Ian Holt, Chief Executive of Ski Club of Great Britain, said:
“To get maximum enjoyment out of your time on the slopes, it is important to physically prepare yourself. Getting ski-fit is the best way to prevent against injury whilst enhancing your experience of the mountains. Being safe on snow, especially off-piste, is essential and that is why we are building upon our well-established mountain safety programme this winter. Our specially-designed insurance product caters for all forms of mountain experience, ensuring full cover for almost all eventualities, to suit skiers of all levels.”
To help skiers and snowboarders prepare for their holiday, ABTA has teamed up with the Foreign and Commonwealth Office (FCO) and The Ski Club of Great Britain to provide the top tips below, from pre-departure to après ski.

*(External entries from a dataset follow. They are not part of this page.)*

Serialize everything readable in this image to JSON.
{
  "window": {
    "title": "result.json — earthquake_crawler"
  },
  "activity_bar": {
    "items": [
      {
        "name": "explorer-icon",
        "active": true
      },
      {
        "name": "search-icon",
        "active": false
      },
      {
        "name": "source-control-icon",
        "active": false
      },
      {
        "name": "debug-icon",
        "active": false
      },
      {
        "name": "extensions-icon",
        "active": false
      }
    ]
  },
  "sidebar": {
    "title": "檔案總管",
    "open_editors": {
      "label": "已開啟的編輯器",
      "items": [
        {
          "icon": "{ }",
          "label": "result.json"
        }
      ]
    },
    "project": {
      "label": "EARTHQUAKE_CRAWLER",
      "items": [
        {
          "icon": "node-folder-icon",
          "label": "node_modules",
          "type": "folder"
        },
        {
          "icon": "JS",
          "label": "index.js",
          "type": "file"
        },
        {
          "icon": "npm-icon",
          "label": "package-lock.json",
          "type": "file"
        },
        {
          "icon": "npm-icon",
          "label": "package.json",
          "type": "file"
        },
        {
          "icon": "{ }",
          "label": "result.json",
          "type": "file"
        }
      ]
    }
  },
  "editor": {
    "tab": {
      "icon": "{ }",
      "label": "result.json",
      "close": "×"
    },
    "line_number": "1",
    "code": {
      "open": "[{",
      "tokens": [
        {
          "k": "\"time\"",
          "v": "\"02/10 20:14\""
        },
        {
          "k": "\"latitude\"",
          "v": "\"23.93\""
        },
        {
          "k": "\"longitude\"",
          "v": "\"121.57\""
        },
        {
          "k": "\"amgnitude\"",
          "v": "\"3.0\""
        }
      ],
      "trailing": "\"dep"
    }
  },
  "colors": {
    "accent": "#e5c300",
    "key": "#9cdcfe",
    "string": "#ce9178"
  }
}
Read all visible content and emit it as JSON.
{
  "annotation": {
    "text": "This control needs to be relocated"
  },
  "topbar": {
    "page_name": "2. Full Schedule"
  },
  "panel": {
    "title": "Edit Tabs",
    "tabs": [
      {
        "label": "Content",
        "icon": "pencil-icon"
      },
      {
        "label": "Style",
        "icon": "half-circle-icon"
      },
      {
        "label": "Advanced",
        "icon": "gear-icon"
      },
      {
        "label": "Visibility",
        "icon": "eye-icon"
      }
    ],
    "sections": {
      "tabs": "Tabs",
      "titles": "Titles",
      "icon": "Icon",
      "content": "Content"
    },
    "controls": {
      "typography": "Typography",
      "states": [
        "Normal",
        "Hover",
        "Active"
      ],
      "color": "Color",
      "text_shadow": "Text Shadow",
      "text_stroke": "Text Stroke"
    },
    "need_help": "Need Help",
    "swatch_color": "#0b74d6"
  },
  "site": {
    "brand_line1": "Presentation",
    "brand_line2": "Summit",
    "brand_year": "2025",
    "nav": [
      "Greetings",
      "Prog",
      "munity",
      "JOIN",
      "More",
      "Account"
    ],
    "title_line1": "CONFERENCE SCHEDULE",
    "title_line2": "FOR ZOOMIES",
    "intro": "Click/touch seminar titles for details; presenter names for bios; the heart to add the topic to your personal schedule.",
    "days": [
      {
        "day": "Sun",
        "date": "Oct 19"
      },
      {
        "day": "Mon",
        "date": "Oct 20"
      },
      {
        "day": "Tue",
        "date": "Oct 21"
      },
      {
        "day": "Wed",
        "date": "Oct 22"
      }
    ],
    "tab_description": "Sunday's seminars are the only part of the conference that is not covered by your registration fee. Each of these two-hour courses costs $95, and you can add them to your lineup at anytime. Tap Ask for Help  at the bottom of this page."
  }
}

Top tips for having a safe holiday in the snow
- Make sure your insurance covers the activities you want to do. Many policies will not cover damage to rental equipment or skiing off-piste without a guide, or helicopter repatriation from a mountain.
- A European Health Insurance Card (EHIC) won’t cover all your medical costs, private treatment or return to the UK, so you will need to take out travel insurance to ensure you are fully covered. If you have an accident, or become ill, your EHIC will allow you to receive state-provided medical healthcare at the same rate as a citizen of that country. Apply for your free EHIC now at: www.nhs.uk/ehic. In the event of a no-deal Brexit, UK registered EHICs will no longer be valid.
- Get fit so you can enjoy your holiday. If you’re not physically prepared you’re more likely to injure yourself.
- Choose the right route/pistes. It is important to be aware of how pistes are classified to indicate their difficulty. Know your limits and don’t attempt slopes beyond your level of ability.
- Remember, many insurance policies require you to wear a helmet on the slopes regardless of the local legal requirements and some have altitude restrictions. Visit www.skiclub.co.uk for more information, advice and tips.
- Don’t head off-piste without being fully prepared. For example, you should make sure you take, and are able to use competently, the appropriate equipment – an avalanche transceiver, a probe pole and a shovel.
- Be avalanche aware. Snow reports, weather forecasts and avalanche risk levels are available in resort at the lift stations and at www.skiclub.co.uk.
- The sun is much stronger at altitude, so appropriate strength sun cream should be worn, along with ski goggles or sunglasses, which offer adequate UV protection.
- Know your limits. Alcohol affects your resistance and awareness of the cold, and also impairs your judgement, co-ordination and reaction time. Drinking alcohol at altitude could affect you more quickly and your insurance cover may not be valid if you injure yourself or others whilst intoxicated.